HMS Protector Leaves Portsmouth
The Royal Navy's new ice patrol ship, HMS Protector, will leave Portsmouth today (Monday 28th November) for an eight-month deployment surveying and patrolling the frozen continent of Antarctica.
The 5,000-tonne ice-breaking ship has just completed an intensive period of sea trials and training prior to deploying to the Antarctic Peninsula.
HMS Protector will arrive in Antarctica for the austral summer and will conduct three work periods in the ice. She will use her multi-beam echo sounder and deploy her survey motor boat to provide cutting edge hydrographic charting and imagery of the Antarctic region for the UK Hydrographic Office which provides 80% of the world's nautical charts.
The ship will also assist with the re-supply of British Antarctic Survey stations in the region.HMS Protector is being leased as an interim replacement for HMS Endurance which suffered flood damage when she was operating in the South Atlantic in 2008.
Protector was commissioned into the Royal Navy in June on the 50th anniversary of the implementation of the Antarctic Treaty and the centenary year of Scott's expedition to the South Pole.
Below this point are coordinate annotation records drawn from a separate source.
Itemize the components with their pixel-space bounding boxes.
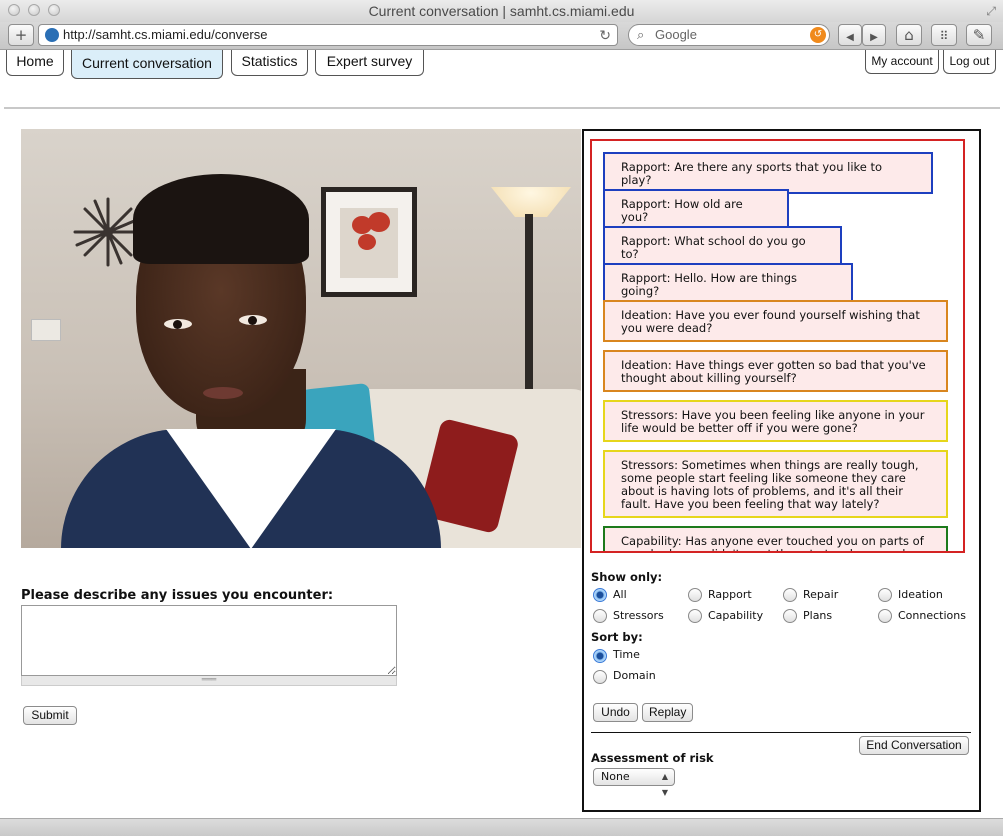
back-button[interactable]: ◀ xyxy=(838,24,862,46)
sort-domain-radio[interactable] xyxy=(593,670,607,684)
grid-icon: ⠿ xyxy=(939,29,949,43)
search-engine-icon[interactable]: ↺ xyxy=(810,27,826,43)
forward-arrow-icon: ▶ xyxy=(870,32,878,43)
plus-icon: + xyxy=(14,26,28,44)
patient-mouth xyxy=(203,387,243,399)
patient-hair xyxy=(133,174,309,264)
log-out-button[interactable]: Log out xyxy=(943,50,996,74)
question-item[interactable]: Stressors: Sometimes when things are rea… xyxy=(603,450,948,518)
search-field[interactable]: ⌕ Google ↺ xyxy=(628,24,830,46)
question-item[interactable]: Rapport: Hello. How are things going? xyxy=(603,263,853,305)
top-sites-button[interactable]: ⠿ xyxy=(931,24,957,46)
filter-stressors-label: Stressors xyxy=(613,609,664,622)
question-item[interactable]: Rapport: How old are you? xyxy=(603,189,789,231)
filter-repair-label: Repair xyxy=(803,588,839,601)
filter-rapport-radio[interactable] xyxy=(688,588,702,602)
search-icon: ⌕ xyxy=(637,27,645,42)
my-account-button[interactable]: My account xyxy=(865,50,939,74)
undo-button[interactable]: Undo xyxy=(593,703,638,722)
question-item[interactable]: Stressors: Have you been feeling like an… xyxy=(603,400,948,442)
question-item[interactable]: Rapport: Are there any sports that you l… xyxy=(603,152,933,194)
filter-connections-label: Connections xyxy=(898,609,966,622)
filter-plans-radio[interactable] xyxy=(783,609,797,623)
edit-button[interactable]: ✎ xyxy=(966,24,992,46)
sort-domain-label: Domain xyxy=(613,669,656,682)
patient-right-eye xyxy=(239,315,267,325)
fullscreen-icon[interactable]: ⤢ xyxy=(986,4,996,19)
patient-left-eye xyxy=(164,319,192,329)
show-only-label: Show only: xyxy=(591,570,663,584)
tab-current-conversation[interactable]: Current conversation xyxy=(71,50,223,79)
window-titlebar: Current conversation | samht.cs.miami.ed… xyxy=(0,0,1003,22)
forward-button[interactable]: ▶ xyxy=(862,24,886,46)
filter-ideation-radio[interactable] xyxy=(878,588,892,602)
browser-toolbar: + http://samht.cs.miami.edu/converse ↻ ⌕… xyxy=(0,22,1003,50)
sort-by-label: Sort by: xyxy=(591,630,643,644)
zoom-window-button[interactable] xyxy=(48,4,60,16)
select-arrows-icon: ▲ ▼ xyxy=(661,772,668,797)
new-tab-button[interactable]: + xyxy=(8,24,34,46)
sort-time-label: Time xyxy=(613,648,640,661)
search-placeholder: Google xyxy=(655,27,697,42)
filter-stressors-radio[interactable] xyxy=(593,609,607,623)
home-button[interactable]: ⌂ xyxy=(896,24,922,46)
question-list[interactable]: Rapport: Are there any sports that you l… xyxy=(590,139,965,553)
filter-rapport-label: Rapport xyxy=(708,588,752,601)
light-switch xyxy=(31,319,61,341)
framed-flower-picture xyxy=(321,187,417,297)
filter-capability-radio[interactable] xyxy=(688,609,702,623)
risk-assessment-value: None xyxy=(601,770,630,783)
tab-home[interactable]: Home xyxy=(6,50,64,76)
issues-textarea[interactable] xyxy=(21,605,397,676)
filter-connections-radio[interactable] xyxy=(878,609,892,623)
submit-button[interactable]: Submit xyxy=(23,706,77,725)
minimize-window-button[interactable] xyxy=(28,4,40,16)
filter-all-label: All xyxy=(613,588,627,601)
assessment-label: Assessment of risk xyxy=(591,751,714,765)
window-title: Current conversation | samht.cs.miami.ed… xyxy=(368,3,635,19)
textarea-resize-handle[interactable]: ═══ xyxy=(21,676,397,686)
filter-all-radio[interactable] xyxy=(593,588,607,602)
filter-plans-label: Plans xyxy=(803,609,833,622)
address-bar[interactable]: http://samht.cs.miami.edu/converse ↻ xyxy=(38,24,618,46)
close-window-button[interactable] xyxy=(8,4,20,16)
tab-statistics[interactable]: Statistics xyxy=(231,50,308,76)
filter-capability-label: Capability xyxy=(708,609,764,622)
home-icon: ⌂ xyxy=(904,26,914,44)
end-conversation-button[interactable]: End Conversation xyxy=(859,736,969,755)
browser-statusbar xyxy=(0,818,1003,836)
risk-assessment-select[interactable]: None ▲ ▼ xyxy=(593,768,675,797)
question-item[interactable]: Ideation: Have you ever found yourself w… xyxy=(603,300,948,342)
panel-divider xyxy=(591,732,971,733)
pencil-icon: ✎ xyxy=(972,26,986,44)
header-divider xyxy=(4,107,1000,109)
filter-repair-radio[interactable] xyxy=(783,588,797,602)
floor-lamp xyxy=(491,187,571,217)
question-item[interactable]: Rapport: What school do you go to? xyxy=(603,226,842,268)
address-url: http://samht.cs.miami.edu/converse xyxy=(63,27,268,42)
reload-icon[interactable]: ↻ xyxy=(599,25,611,45)
replay-button[interactable]: Replay xyxy=(642,703,693,722)
site-favicon-icon xyxy=(45,28,59,42)
question-item[interactable]: Ideation: Have things ever gotten so bad… xyxy=(603,350,948,392)
tab-expert-survey[interactable]: Expert survey xyxy=(315,50,424,76)
back-arrow-icon: ◀ xyxy=(846,32,854,43)
question-item[interactable]: Capability: Has anyone ever touched you … xyxy=(603,526,948,551)
filter-ideation-label: Ideation xyxy=(898,588,943,601)
issues-label: Please describe any issues you encounter… xyxy=(21,588,334,603)
virtual-patient-image xyxy=(21,129,581,548)
sort-time-radio[interactable] xyxy=(593,649,607,663)
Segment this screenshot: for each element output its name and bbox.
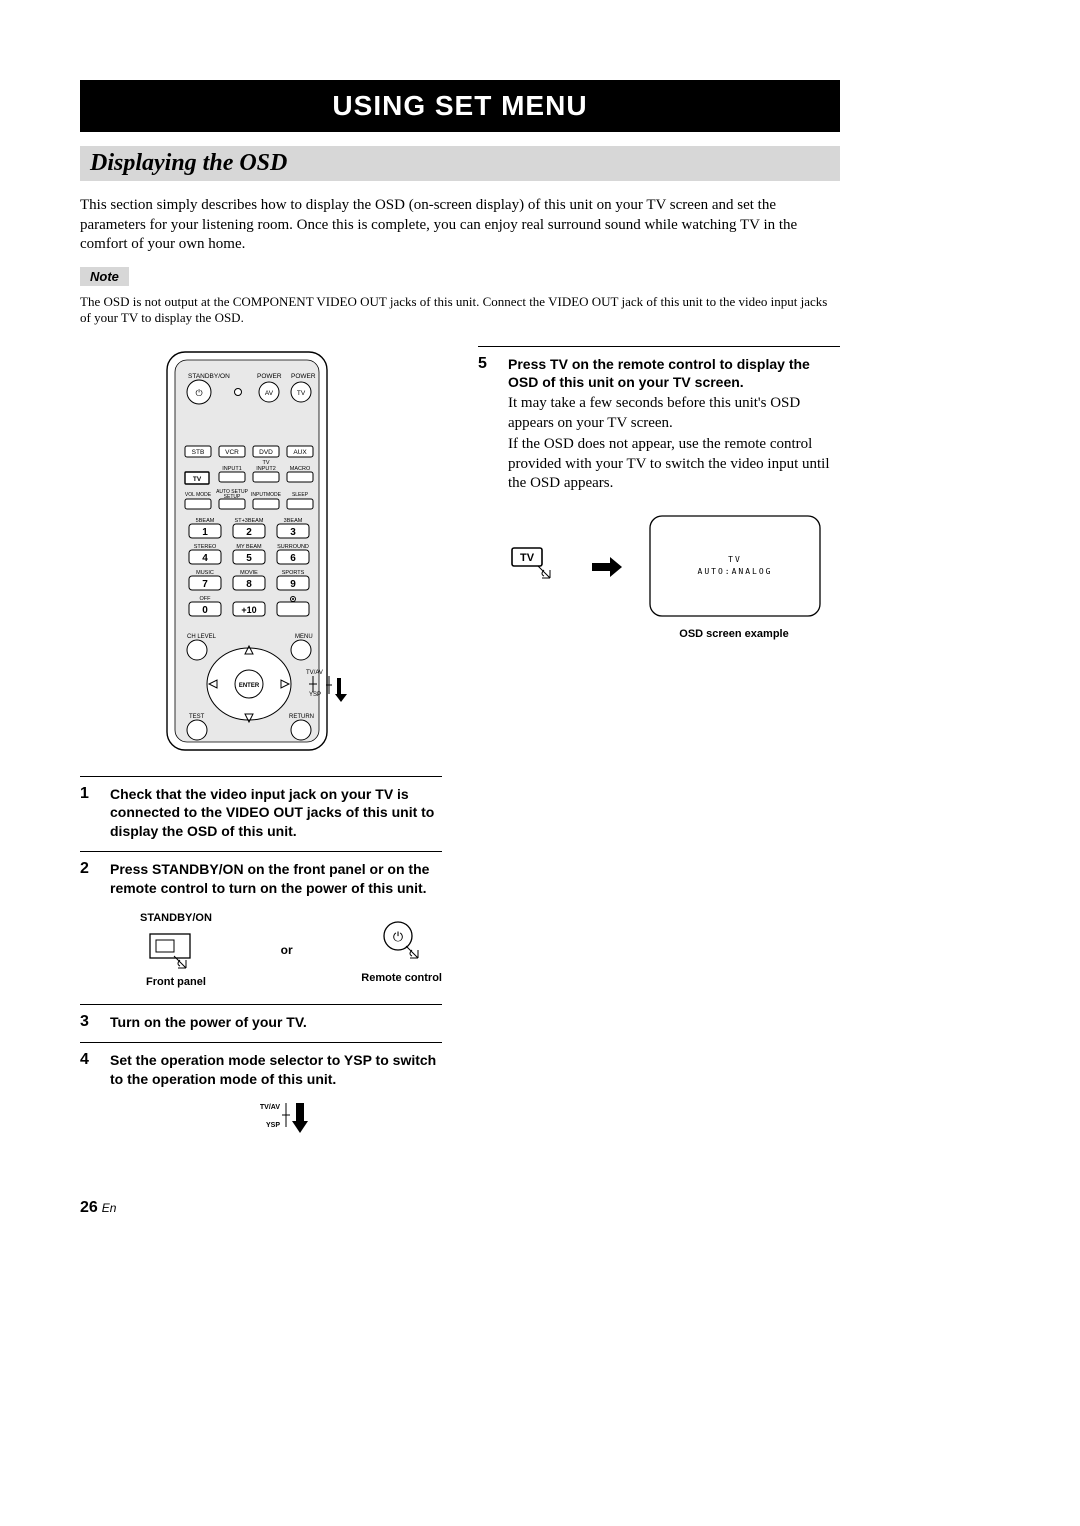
svg-text:SURROUND: SURROUND xyxy=(277,544,309,550)
svg-text:5: 5 xyxy=(246,553,252,564)
svg-text:ENTER: ENTER xyxy=(239,683,260,689)
svg-text:SLEEP: SLEEP xyxy=(292,492,309,498)
power-label-2: POWER xyxy=(291,373,316,380)
svg-text:1: 1 xyxy=(202,527,208,538)
svg-text:⏻: ⏻ xyxy=(195,388,202,398)
standby-on-label: STANDBY/ON xyxy=(188,373,230,380)
step-number: 4 xyxy=(80,1051,98,1139)
step-number: 5 xyxy=(478,355,496,640)
step-title: Press TV on the remote control to displa… xyxy=(508,355,840,393)
step-number: 1 xyxy=(80,785,98,842)
step-number: 2 xyxy=(80,860,98,994)
remote-button-illustration: ⏻ Remote control xyxy=(361,916,442,984)
svg-text:+10: +10 xyxy=(241,605,256,615)
svg-text:MACRO: MACRO xyxy=(290,466,311,472)
remote-illustration: STANDBY/ON POWER POWER ⏻ AV TV STB VCR D… xyxy=(80,346,442,756)
svg-text:STEREO: STEREO xyxy=(194,544,217,550)
section-header: Displaying the OSD xyxy=(80,146,840,181)
or-text: or xyxy=(281,943,293,957)
svg-text:4: 4 xyxy=(202,553,208,564)
svg-text:TEST: TEST xyxy=(189,714,205,720)
step-number: 3 xyxy=(80,1013,98,1032)
svg-text:0: 0 xyxy=(202,605,208,616)
step-title: Check that the video input jack on your … xyxy=(110,785,442,842)
svg-text:INPUT2: INPUT2 xyxy=(256,466,276,472)
step-title: Press STANDBY/ON on the front panel or o… xyxy=(110,860,442,898)
svg-text:MOVIE: MOVIE xyxy=(240,570,258,576)
src-vcr: VCR xyxy=(225,449,239,456)
svg-text:OFF: OFF xyxy=(200,596,212,602)
tv-mode-label: TV xyxy=(193,476,202,483)
note-label: Note xyxy=(80,267,129,286)
svg-text:6: 6 xyxy=(290,553,296,564)
step-body-text: If the OSD does not appear, use the remo… xyxy=(508,435,840,494)
front-panel-illustration: STANDBY/ON Front panel xyxy=(140,912,212,988)
svg-text:CH LEVEL: CH LEVEL xyxy=(187,634,217,640)
osd-screen: TV AUTO:ANALOG xyxy=(646,512,826,622)
svg-text:TV/AV: TV/AV xyxy=(260,1104,280,1111)
svg-text:MY BEAM: MY BEAM xyxy=(236,544,262,550)
svg-text:5BEAM: 5BEAM xyxy=(196,518,215,524)
svg-text:TV: TV xyxy=(728,555,742,564)
svg-text:2: 2 xyxy=(246,527,252,538)
svg-text:7: 7 xyxy=(202,579,208,590)
power-label-1: POWER xyxy=(257,373,282,380)
step-title: Turn on the power of your TV. xyxy=(110,1013,442,1032)
page-number: 26 En xyxy=(80,1199,840,1217)
svg-text:VOL MODE: VOL MODE xyxy=(185,492,212,498)
svg-text:TV: TV xyxy=(520,552,535,564)
svg-text:⏻: ⏻ xyxy=(392,929,402,944)
tv-button-icon: TV xyxy=(508,544,568,590)
svg-text:ST+3BEAM: ST+3BEAM xyxy=(235,518,264,524)
svg-text:8: 8 xyxy=(246,579,252,590)
step-title: Set the operation mode selector to YSP t… xyxy=(110,1051,442,1089)
svg-text:MUSIC: MUSIC xyxy=(196,570,214,576)
src-stb: STB xyxy=(192,449,205,456)
svg-text:INPUT1: INPUT1 xyxy=(222,466,242,472)
svg-text:RETURN: RETURN xyxy=(289,714,314,720)
mode-switch-illustration: TV/AV YSP xyxy=(260,1099,442,1139)
src-aux: AUX xyxy=(293,449,307,456)
svg-text:9: 9 xyxy=(290,579,296,590)
svg-text:3BEAM: 3BEAM xyxy=(284,518,303,524)
src-dvd: DVD xyxy=(259,449,273,456)
svg-text:MENU: MENU xyxy=(295,634,313,640)
tv-power-button: TV xyxy=(297,390,306,397)
page-title-bar: USING SET MENU xyxy=(80,80,840,132)
svg-text:INPUTMODE: INPUTMODE xyxy=(251,492,282,498)
step-body-text: It may take a few seconds before this un… xyxy=(508,394,840,433)
svg-text:AUTO:ANALOG: AUTO:ANALOG xyxy=(698,567,773,576)
note-text: The OSD is not output at the COMPONENT V… xyxy=(80,294,840,326)
av-button: AV xyxy=(265,390,274,397)
svg-text:SPORTS: SPORTS xyxy=(282,570,305,576)
tv-osd-illustration: TV TV AUTO:ANALOG xyxy=(508,512,840,622)
right-column: 5 Press TV on the remote control to disp… xyxy=(478,346,840,1149)
step-4: 4 Set the operation mode selector to YSP… xyxy=(80,1042,442,1149)
left-column: STANDBY/ON POWER POWER ⏻ AV TV STB VCR D… xyxy=(80,346,442,1149)
arrow-right-icon xyxy=(592,557,622,577)
intro-paragraph: This section simply describes how to dis… xyxy=(80,196,840,255)
svg-text:3: 3 xyxy=(290,527,296,538)
step-2: 2 Press STANDBY/ON on the front panel or… xyxy=(80,851,442,1004)
osd-caption: OSD screen example xyxy=(628,628,840,640)
step-3: 3 Turn on the power of your TV. xyxy=(80,1004,442,1042)
step-1: 1 Check that the video input jack on you… xyxy=(80,776,442,852)
svg-text:YSP: YSP xyxy=(309,692,321,698)
svg-text:YSP: YSP xyxy=(266,1122,280,1129)
step-5: 5 Press TV on the remote control to disp… xyxy=(478,346,840,650)
svg-text:TV/AV: TV/AV xyxy=(306,670,323,676)
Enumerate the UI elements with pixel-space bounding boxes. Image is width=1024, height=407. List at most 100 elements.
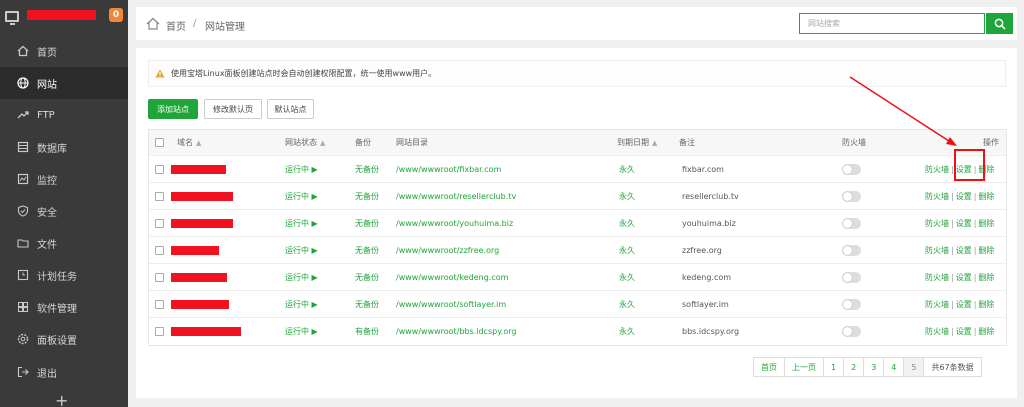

Captain Peter Sparkes, Commanding Officer of HMS Protector, said: "We are now operationally ready to deploy to the South Atlantic. My ship's company have worked tirelessly in recent months to re-generate the Royal Navy's ice patrol ship capability. Working doggedly as a team we have achieved all that that has been asked of us and to a very demanding timeline. I could not be more proud of the men and women under my command. We are now ready in all respects to face the rigours of seven months in the extremely hostile environment of Antarctica."